Now, however, some Jewish parents, albeit a tiny minority, are starting to question — and defy — a traditional practice rooted in centuries of belief.

Trauma theory

Ronald Goldman, a Boston psychologist and author who founded The Circumcision Resource Center in 1991, claims more than 200 Jewish-identified members. Goldman says infants can suffer a form of post-traumatic stress disorder, and may suffer an interruption of maternal attachment as a result of the procedure, which is ritually performed without anesthesia.

To those who consider him an apostate, Goldman argues that it is a Jewish value not to inflict gratuitous pain, “to ask questions, and to explore the innermost feelings, values and impulses we have; to acquire knowledge and understanding.”

Goldman has also written a book. “Questioning Circumcision: A Jewish Perspective,” to be published in September by Vanguard, which he hopes will “help Jews explore options, so they don’t feel compelled to do this.”

Rothenberg, a Brooklyn social worker and high school guidance counselor, has helped hold a bris-sans-circumcision for more than 100 local families, “It’s a welcoming ceremony, a celebration of the newborn,” that usually includes prayers, naming and — depending on parental preferences — tree-planting, singing, dancing, blessings, or donations to plant trees in Israel. A member of the Anti Circumcision Network, Rothenberg hopes to educate other parents to make decisions about their sons “on the basis of principle, not conformity.”

Rabbis in opposition

Such dissidents “are seeking to abolish one of the fundamental tenets of Judaism,” declares Rabbi Ismar Schorsch, chancellor of the Jewish Theological Seminary. “I disapprove, and I also think their effort is futile.”

While there is an ongoing debate amongst Orthodox and non-Orthodox leaders over who is truly Jewish, Schorsch predicts this is one issue on which all rabbis will agree: “You won’t find a synagogue where the rabbi will endorse this kind of violation.”

As for the customized ceremonies absenting the mohel, or cutter, Schorsch predicts, “When you make your religion up as you go along, it’s not going to have any staying power.”

Because the circumcision of a Jewish boy is a foregone conclusion, relatives and friends are stunned and sometimes anguished or unaccepting when parents ditch the tradition. “Our families went berserk for eight days” after Samuel’s birth, but relaxed after the welcoming ceremony, relates Rothenberg.

“The pressure to conform is really, really strong.

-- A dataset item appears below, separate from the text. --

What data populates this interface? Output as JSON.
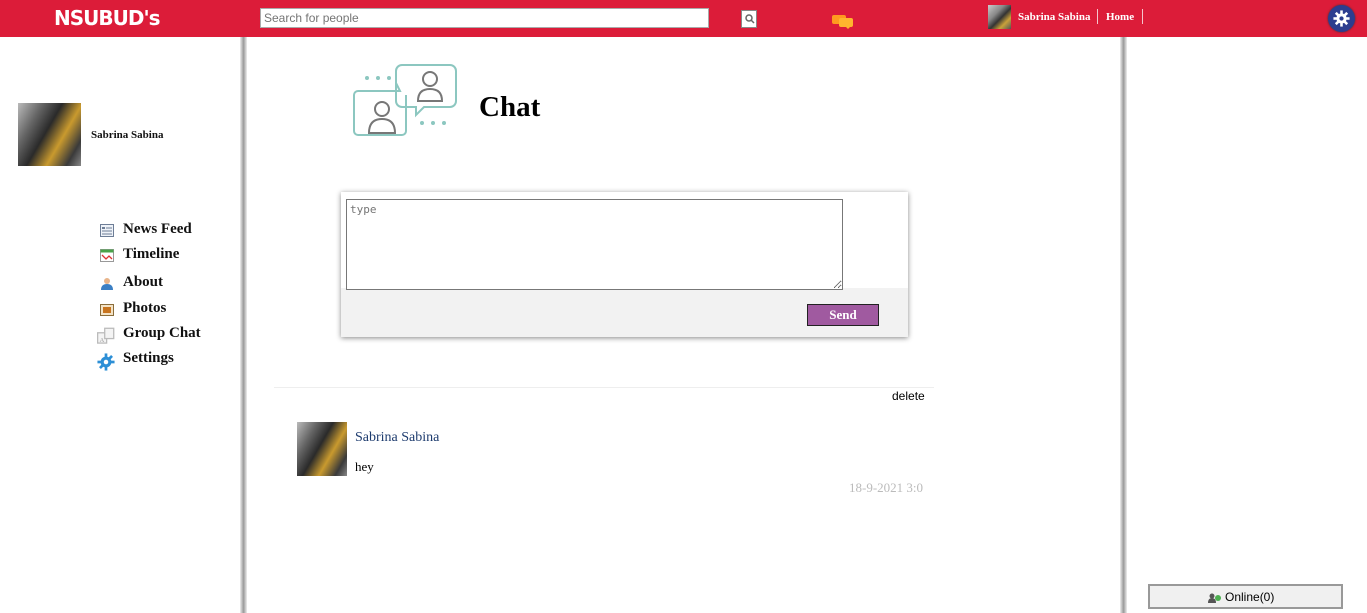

It’s very hard for people to think for themselves about this,” says Gregg W.

He and his wife, a Queens couple who were reared as Conservative Jews, did not have their now-3-year-old circumcised because research convinced them, he says, that the practice was “barbaric.” He declined to have his full name used because his wife fears their family might be stigmatized The choice for his wife, said Gregg, was torturous, with empathy for her son finally winning out over her fears that she was behaving in a sacrilegious, heretical way.

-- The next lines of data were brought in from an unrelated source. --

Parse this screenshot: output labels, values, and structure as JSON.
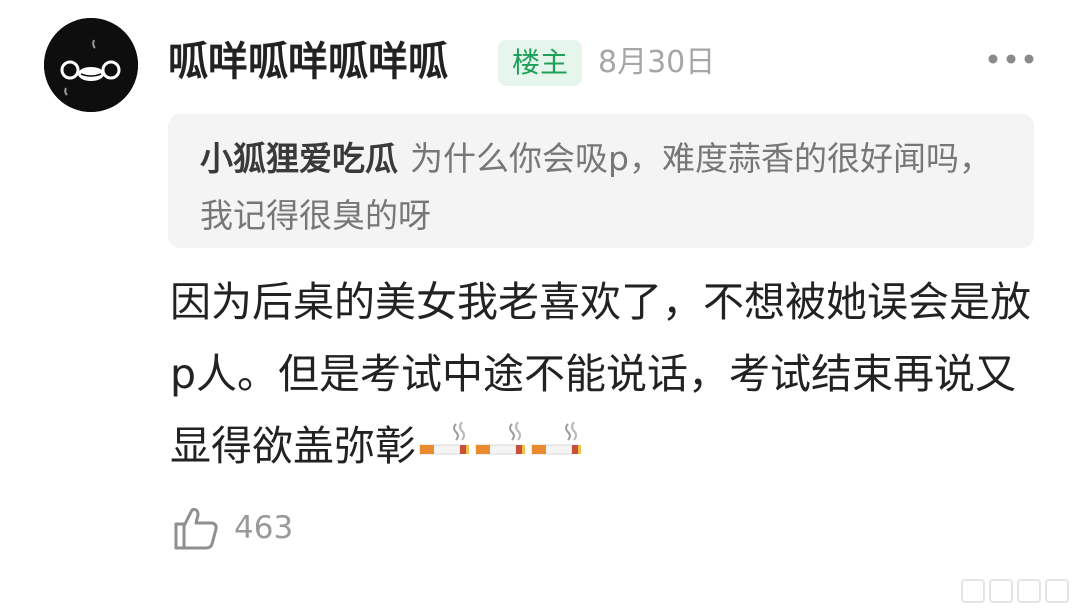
{
  "comment": {
    "username": "呱咩呱咩呱咩呱",
    "op_badge": "楼主",
    "date": "8月30日",
    "more_icon": "more-dots-icon",
    "avatar_icon": "black-face-avatar",
    "reply_to": {
      "author": "小狐狸爱吃瓜",
      "text": "为什么你会吸p，难度蒜香的很好闻吗，我记得很臭的呀"
    },
    "content": "因为后桌的美女我老喜欢了，不想被她误会是放p人。但是考试中途不能说话，考试结束再说又显得欲盖弥彰",
    "emojis": [
      "cigarette-emoji",
      "cigarette-emoji",
      "cigarette-emoji"
    ],
    "like_icon": "thumbs-up-icon",
    "like_count": "463"
  },
  "colors": {
    "badge_bg": "#e6f6ec",
    "badge_text": "#1fa05a",
    "quote_bg": "#f4f4f4",
    "muted_text": "#a6a6a6"
  }
}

Jewish parents who opt not to circumcise may attend temple, but rarely divulge their private decision with other worshipers or rabbis. While few occasions necessitate the state of a boy’s genitals becoming public knowledge, families sometimes have an anxiety of being discovered or adversely judged.

Rothenberg admits his decision has had repercussions, from being shunned at a job to losing a friendship. But others, he hastens to add, have expressed their admiration that he had “the guts to put into practice what I believe.”

Samuel says he has not been teased by peers and classmates, but should that occur, his dad is ready with the talk that countless other parents have banked for such an occasion: The one that assures a kid that a difference in beliefs or appearance does not make a person inferior or bad.

While Rothenberg cites scripture that he believes supports abjuring circumcision, Schorsch says such interpretations are twistings and distortions. Rothenberg counters that it is not circumcision that glues Jews together as a people but “ethics. . . . We don’t need to abuse our children to continue our faith.”